Avant même l’adoption définitive de la directive sur le droit d’auteur dans le marché unique numérique, deux de ses mesures phares, le droit voisin des éditeurs de presse et la responsabilité des plateformes de partage de contenus en ligne, font l’objet de mesures de mise en œuvre en France.

 

La directive droit d’auteur dans le marché unique numérique, adoptée définitivement par le Conseil européen le 15 avril 2019, dans la rédaction votée en session plénière par le Parlement européen le 26 mars, a créé un droit voisin au profit des éditeurs de presse et introduit une obligation de filtrage des contenus protégés pesant sur les fournisseurs de services de partage de contenus en ligne. Ces dispositions font déjà l’objet de mesures de mise en œuvre en France.
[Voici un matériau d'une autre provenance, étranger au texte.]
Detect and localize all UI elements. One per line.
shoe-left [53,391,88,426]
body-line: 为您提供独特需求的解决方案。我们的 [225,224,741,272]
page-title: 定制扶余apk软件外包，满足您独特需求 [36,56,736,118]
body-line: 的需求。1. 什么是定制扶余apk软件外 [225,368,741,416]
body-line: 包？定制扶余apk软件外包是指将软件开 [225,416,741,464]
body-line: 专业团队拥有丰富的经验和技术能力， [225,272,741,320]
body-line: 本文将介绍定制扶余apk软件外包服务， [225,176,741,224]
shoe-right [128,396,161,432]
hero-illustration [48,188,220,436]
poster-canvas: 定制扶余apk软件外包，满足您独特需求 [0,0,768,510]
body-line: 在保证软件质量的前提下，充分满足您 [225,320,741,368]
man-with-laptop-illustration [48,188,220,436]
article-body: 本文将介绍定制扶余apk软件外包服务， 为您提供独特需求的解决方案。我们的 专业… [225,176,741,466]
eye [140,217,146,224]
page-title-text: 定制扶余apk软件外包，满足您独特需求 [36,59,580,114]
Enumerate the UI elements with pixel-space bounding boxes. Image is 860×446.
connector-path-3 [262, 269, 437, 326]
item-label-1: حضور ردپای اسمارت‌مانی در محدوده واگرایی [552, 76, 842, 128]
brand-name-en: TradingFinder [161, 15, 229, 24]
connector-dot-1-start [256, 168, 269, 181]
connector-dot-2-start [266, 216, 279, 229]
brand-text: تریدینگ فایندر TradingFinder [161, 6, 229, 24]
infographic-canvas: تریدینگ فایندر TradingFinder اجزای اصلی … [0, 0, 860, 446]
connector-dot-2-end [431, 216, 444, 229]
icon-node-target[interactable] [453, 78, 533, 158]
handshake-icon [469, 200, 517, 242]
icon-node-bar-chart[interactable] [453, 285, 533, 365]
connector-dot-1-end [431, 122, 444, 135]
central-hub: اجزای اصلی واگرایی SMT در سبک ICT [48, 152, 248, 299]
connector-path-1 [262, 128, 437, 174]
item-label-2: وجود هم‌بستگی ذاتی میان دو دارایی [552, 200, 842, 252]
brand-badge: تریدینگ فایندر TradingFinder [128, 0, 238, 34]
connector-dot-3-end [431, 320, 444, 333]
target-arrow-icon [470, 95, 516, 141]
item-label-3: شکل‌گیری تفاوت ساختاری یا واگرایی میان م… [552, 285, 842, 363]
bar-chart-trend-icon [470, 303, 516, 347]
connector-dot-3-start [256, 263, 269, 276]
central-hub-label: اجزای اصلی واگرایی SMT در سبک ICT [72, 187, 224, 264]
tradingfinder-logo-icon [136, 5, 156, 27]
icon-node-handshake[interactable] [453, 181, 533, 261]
Droit voisin des éditeurs de presse

 

La directive droit d’auteur dans le marché unique numérique a consacré, notamment, un droit voisin au profit des éditeurs et agences de presse.

 

Un tel droit voisin a déjà été mis en place en Allemagne dès 2013, sans réel effet face à la puissance de Google. Malgré ce nouveau droit, de nombreux éditeurs de presse ont en effet accepté de conclure des licences gratuites avec Google.

 

De plus, cette législation fait actuellement l’objet d’un recours devant la cour de justice de l’Union européenne, fondée sur le fait qu’elle aurait dû être notifiée à la Commission, au motif qu’il s’agirait d’une règle technique visant un service de la société de l’information.

 

Pour répondre au même problème, l’Espagne a choisi une autre voie que celle du droit voisin. En 2014, il a été introduit dans la loi espagnole sur le droit d’auteur une nouvelle exception qui couvre la mise à disposition du public par les services d’agrégation de contenus de fragments d’articles de presse d’information générale ou de loisir. Cette exception est compensée par la mise en place d’une rémunération équitable à la charge des agrégateurs.

 

En Espagne également, la démarche a été un échec : certains agrégateurs de contenus de presse ont mis un terme à leur service et Google a fermé son service Google News en Espagne.

 

En France, une proposition de loi instituant un droit voisin au profit des éditeurs de presse a été débattue devant l’Assemblée nationale au cours du premier semestre 2018. Le texte a fait l’objet d’un renvoi en commission en mai 2018, dans l’attente de l’adoption de la directive droit d’auteur dans le marché unique numérique.

 

Le Sénat s’est alors saisi de la question à la rentrée 2018. Une proposition de loi créant un droit voisin au profit des agences de presse et des éditeurs de presse a été adoptée le 24 janvier 2019 et transmise à l’Assemblée nationale.

 

Le texte en cours d’adoption crée un nouvel article L.218-1 au sein du Code de la propriété intellectuelle selon lequel

« On entend par publication de presse au sens du présent chapitre une collection composée principalement d’œuvres littéraires de nature journalistique, qui peut également comprendre d’autres œuvres ou objets protégés et constitue une unité au sein d’une publication périodique ou régulièrement actualisée portant un titre unique dans le but de fournir au public des informations sur l’actualité ou d’autres sujets publiées sur tout support à l’initiative, sous la responsabilité éditoriale et sous le contrôle d’un prestataire de services ».

 

Il est précisé que les périodiques à des fins scientifiques et universitaires seront exclus de cette protection.

 

Il est prévu que l’autorisation de l’éditeur de presse ou de l’agence de presse sera requise avant toute reproduction ou communication au public de ses publications sous forme numérique par un site internet. Si l’éditeur ou l’agence de presse autorise la reproduction ou la communication au public de ses œuvres, ce dernier se verra allouer par le site en question une rémunération, assise sur les recettes de l’exploitation ou à défaut, évaluée forfaitairement. Les journalistes devront recevoir une part de cette rémunération.

 

La durée des droits patrimoniaux des éditeurs de presse est fixée à cinq années à compter du 1er janvier de l’année civile suivant celle de la première publication.

 

Maintenant que le texte définitif de la directive droit d’auteur est connu, le législateur pourra adapter le texte en discussion, pour s’y conformer.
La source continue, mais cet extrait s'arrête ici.